La paura della solitudine

La solitudine è una delle idee più tremende e paventate dalle persone, alcuni preferiscono essere torturati da relazioni violente e umanamente insopportabili, piuttosto di rimanere soli, come se la solitudine fosse un mostro terribile.

La sola idea della solitudine ci fa piombare in un profondo baratro di morte, non si riesce a stare con sé stessi, tanta è l’angoscia interna. Ci proiettiamo in scenari catastrofici in cui siamo soli, lontano dal mondo, non voluti, non amati, pulcini abbandonati.

Ma non è la solitudine reale il problema, è l’idea di non essere amati la vera solitudine, perché soli, in fin dei conti non lo siamo mai in questo pianeta affollato, anche se ci impegniamo ad esserlo, è oggettivamente impossibile per via di una genetica interdipendenza della specie umana.

Quando questo sentimento si palesa in noi, occorre diventare consapevoli di una importante verità: abbiamo paura della solitudine perché non abbiamo ancora imparato ad amare noi stessi, siamo orientati sugli altri, ci riempiamo di compagnia prima ancora di imparare a star bene con noi stessi per poi magari rimanere delusi dagli altri che non assolvono a pieno le nostre aspettative. E’ la compagnia di noi stessi che spesso ci angoscia, negli altri troviamo un riempitivo del fatto che non ci conosciamo affatto, non sappiamo cosa ci fa star bene o male, cosa proviamo, come si muove la nostra anima quando è libera dagli schemi del mondo, dalle aspettative altrui, semplicemente siamo dei “conoscenti” di noi stessi, ma non ci siamo mai dedicati del tempo da soli, abbastanza tempo da soli per conoscerci veramente. E’ in questo tempo che cominciamo a conoscerci veramente. Tuttavia se evitiamo di stare soli, non riusciremo mai ad amarci, perché l’unica via per amare veramente sé stessi è proprio la solitudine, perché ci permette di sperimentare un rapporto autentico con noi stessi. Paradossale no?

La solitudine è lo spazio dove nascono le idee

dove volano i pensieri,

dove si ritrova il proprio genio,

dove c’è il tempo per l’amore per sé stessi,

dove la vita scorre finalmente come un fiume limpido,

non ancora inquinato dalle aspettative, dai desideri, dalle velleità, dai confronti, dai giudizi altrui.

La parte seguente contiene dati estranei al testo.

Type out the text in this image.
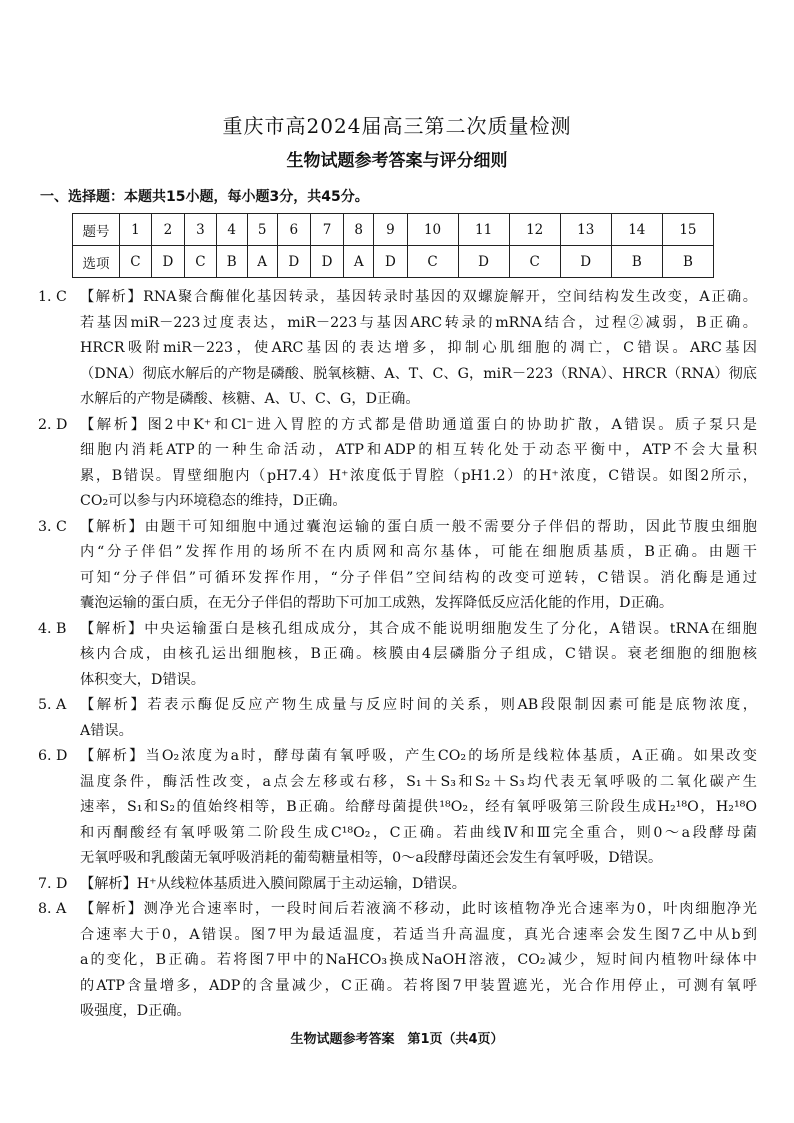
重庆市高2024届高三第二次质量检测
生物试题参考答案与评分细则
一、选择题：本题共15小题，每小题3分，共45分。
题号	1	2	3	4	5	6	7	8	9	10	11	12	13	14	15
选项	C	D	C	B	A	D	D	A	D	C	D	C	D	B	B
1. C 【解析】RNA聚合酶催化基因转录，基因转录时基因的双螺旋解开，空间结构发生改变，A正确。
若基因miR－223过度表达，miR－223与基因ARC转录的mRNA结合，过程②减弱，B正确。
HRCR吸附miR－223，使ARC基因的表达增多，抑制心肌细胞的凋亡，C错误。ARC基因
（DNA）彻底水解后的产物是磷酸、脱氧核糖、A、T、C、G，miR－223（RNA）、HRCR（RNA）彻底
水解后的产物是磷酸、核糖、A、U、C、G，D正确。
2. D 【解析】图2中K⁺和Cl⁻进入胃腔的方式都是借助通道蛋白的协助扩散，A错误。质子泵只是
细胞内消耗ATP的一种生命活动，ATP和ADP的相互转化处于动态平衡中，ATP不会大量积
累，B错误。胃壁细胞内（pH7.4）H⁺浓度低于胃腔（pH1.2）的H⁺浓度，C错误。如图2所示，
CO₂可以参与内环境稳态的维持，D正确。
3. C 【解析】由题干可知细胞中通过囊泡运输的蛋白质一般不需要分子伴侣的帮助，因此节腹虫细胞
内“分子伴侣”发挥作用的场所不在内质网和高尔基体，可能在细胞质基质，B正确。由题干
可知“分子伴侣”可循环发挥作用，“分子伴侣”空间结构的改变可逆转，C错误。消化酶是通过
囊泡运输的蛋白质，在无分子伴侣的帮助下可加工成熟，发挥降低反应活化能的作用，D正确。
4. B 【解析】中央运输蛋白是核孔组成成分，其合成不能说明细胞发生了分化，A错误。tRNA在细胞
核内合成，由核孔运出细胞核，B正确。核膜由4层磷脂分子组成，C错误。衰老细胞的细胞核
体积变大，D错误。
5. A 【解析】若表示酶促反应产物生成量与反应时间的关系，则AB段限制因素可能是底物浓度，
A错误。
6. D 【解析】当O₂浓度为a时，酵母菌有氧呼吸，产生CO₂的场所是线粒体基质，A正确。如果改变
温度条件，酶活性改变，a点会左移或右移，S₁＋S₃和S₂＋S₃均代表无氧呼吸的二氧化碳产生
速率，S₁和S₂的值始终相等，B正确。给酵母菌提供¹⁸O₂，经有氧呼吸第三阶段生成H₂¹⁸O，H₂¹⁸O
和丙酮酸经有氧呼吸第二阶段生成C¹⁸O₂，C正确。若曲线Ⅳ和Ⅲ完全重合，则0～a段酵母菌
无氧呼吸和乳酸菌无氧呼吸消耗的葡萄糖量相等，0～a段酵母菌还会发生有氧呼吸，D错误。
7. D 【解析】H⁺从线粒体基质进入膜间隙属于主动运输，D错误。
8. A 【解析】测净光合速率时，一段时间后若液滴不移动，此时该植物净光合速率为0，叶肉细胞净光
合速率大于0，A错误。图7甲为最适温度，若适当升高温度，真光合速率会发生图7乙中从b到
a的变化，B正确。若将图7甲中的NaHCO₃换成NaOH溶液，CO₂减少，短时间内植物叶绿体中
的ATP含量增多，ADP的含量减少，C正确。若将图7甲装置遮光，光合作用停止，可测有氧呼
吸强度，D正确。
生物试题参考答案　第1页（共4页）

La solitudine è il posto più bello di noi,

dove stare coccolati dagli oggetti, dalla natura, dalla vita,

dai maestri più grandi, dalla musica più soave, dalle anime più nobili.

La solitudine è dove trovi il barlume divino,

dove senti l’amore degli Dei che ti avvolge,

dove la vita e il tutto ti abbracciano e ti senti parte del cosmo,

del fluire della vita,

li in quel flusso ritrovi l’armonia originaria

senza la quale non esisti, sei solo una pallida ombra che si muove insicura tra i pensieri altrui,

cosi labili ed effimeri che ti spostano come il vento muove le foglie morte.

Nella solitudine ho trovato il centro,

la sincronia con l’universo,

ho ascoltato la musica composta dal mio strumento e l’ho riconosciuta nella sinfonia dell’universo.

Ora mi sento, sono io, liber* dal mondo pur vivendo nel mondo,

e scusate se è poco: ma è tutto diverso!